Incidentally, remember when Greenspan was raising interest rates to generate that "soft landing"? Well, the Chinese are may raise interest rates for the first time in a decade. Iceberg ahead?
Here's a basic rule for analyzing economic data: if what you're looking at is a ratio, look at the development and the prospects for the things that contribute to that ratio. Not doing so is stupid. It's poor analysis. The ratio tells you nothing without the components - it's like looking at prices without analyzing supply and demand. Unfortunately, it's commonplace in the media today, and the disease seems to have spread to the brain of our Inflationist in Chief.
Greenspan feels consumers are managing debt because their ratio of monthly debt service to income has been stable over the past two years. Yes, the debt portion (the numerator) is now growing at double-digit rates, but that's okay because interest rates have fallen (and just who did that, Alan?) and payments remain constant.
Now, do we really believe that interest rates are going to come down another 5.5%, as Alan cut them the past two years? If so, start borrowing money, because in a couple year's they'll be paying you to do it.

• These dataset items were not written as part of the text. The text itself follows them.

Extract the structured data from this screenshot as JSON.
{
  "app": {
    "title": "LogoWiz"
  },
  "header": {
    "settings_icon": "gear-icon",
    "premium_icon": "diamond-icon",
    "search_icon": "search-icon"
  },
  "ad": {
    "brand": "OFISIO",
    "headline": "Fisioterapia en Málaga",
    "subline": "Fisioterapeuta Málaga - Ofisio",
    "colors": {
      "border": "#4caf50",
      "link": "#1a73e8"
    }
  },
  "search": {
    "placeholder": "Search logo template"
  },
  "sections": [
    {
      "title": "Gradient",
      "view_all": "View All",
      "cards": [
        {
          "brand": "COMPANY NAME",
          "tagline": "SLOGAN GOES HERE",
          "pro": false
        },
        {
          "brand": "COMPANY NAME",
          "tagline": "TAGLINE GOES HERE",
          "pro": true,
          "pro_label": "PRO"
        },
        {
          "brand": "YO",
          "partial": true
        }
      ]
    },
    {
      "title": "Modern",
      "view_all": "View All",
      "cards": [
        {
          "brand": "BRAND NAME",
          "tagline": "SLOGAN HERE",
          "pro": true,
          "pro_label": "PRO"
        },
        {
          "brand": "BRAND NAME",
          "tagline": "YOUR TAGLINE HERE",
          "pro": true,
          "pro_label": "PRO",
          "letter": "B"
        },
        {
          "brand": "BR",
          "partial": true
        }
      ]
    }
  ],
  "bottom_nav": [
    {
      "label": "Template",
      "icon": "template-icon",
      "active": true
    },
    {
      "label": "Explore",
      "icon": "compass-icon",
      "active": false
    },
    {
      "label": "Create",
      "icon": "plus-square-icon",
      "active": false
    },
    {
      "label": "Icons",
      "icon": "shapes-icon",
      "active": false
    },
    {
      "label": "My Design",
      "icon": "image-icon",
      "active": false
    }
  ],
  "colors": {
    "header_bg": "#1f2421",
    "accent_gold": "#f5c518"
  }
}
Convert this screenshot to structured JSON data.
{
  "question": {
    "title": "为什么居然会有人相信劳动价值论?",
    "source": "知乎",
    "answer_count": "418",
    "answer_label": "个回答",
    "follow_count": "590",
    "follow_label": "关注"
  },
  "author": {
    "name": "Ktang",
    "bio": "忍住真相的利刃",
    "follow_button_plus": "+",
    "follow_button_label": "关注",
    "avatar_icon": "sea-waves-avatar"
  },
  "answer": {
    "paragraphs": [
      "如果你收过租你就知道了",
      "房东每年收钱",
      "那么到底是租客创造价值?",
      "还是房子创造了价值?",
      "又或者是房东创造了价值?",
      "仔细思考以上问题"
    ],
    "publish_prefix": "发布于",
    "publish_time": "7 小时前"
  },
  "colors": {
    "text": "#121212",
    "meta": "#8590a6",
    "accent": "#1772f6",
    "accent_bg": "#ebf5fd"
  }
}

So if a similar drop in interest rates is not feasible, then what happens to the debt-service ratio in the near future? Well, without making any predictions, if debt continues to increase at double-digit rates, I'd say consumers are going to start managing debt a lot less well. If not, they're going to have to borrow a whole lot less money to keep debt service ratios constant. Either is not conducive to our long-term economic health. The economy either gets more fragile and more vulnerable to higher interest rates, or we head toward recession.
And yes, Magoo, we've noticed that debt ratios have risen since the 1940s. There were a couple things called the Great Depression and World War II. Maybe you've heard of them? If I got sick and fell under 100 lbs last year, and then got better and went back to my usual 175 lbs, I wouldn't worry about dieting. But you could say the same thing about me if I ballooned over 300 - he's gained weight constantly since last year. What weight is good and what is too much? Greenspan's "analysis" tells you nothing.
If I wasn't already aggravated by Greenspan, John Snow spoke at the same meeting. Fortunately, his speech was so incoherent I couldn't get mad at it...something about floating down the Ohio river through a field of gardenia bushes.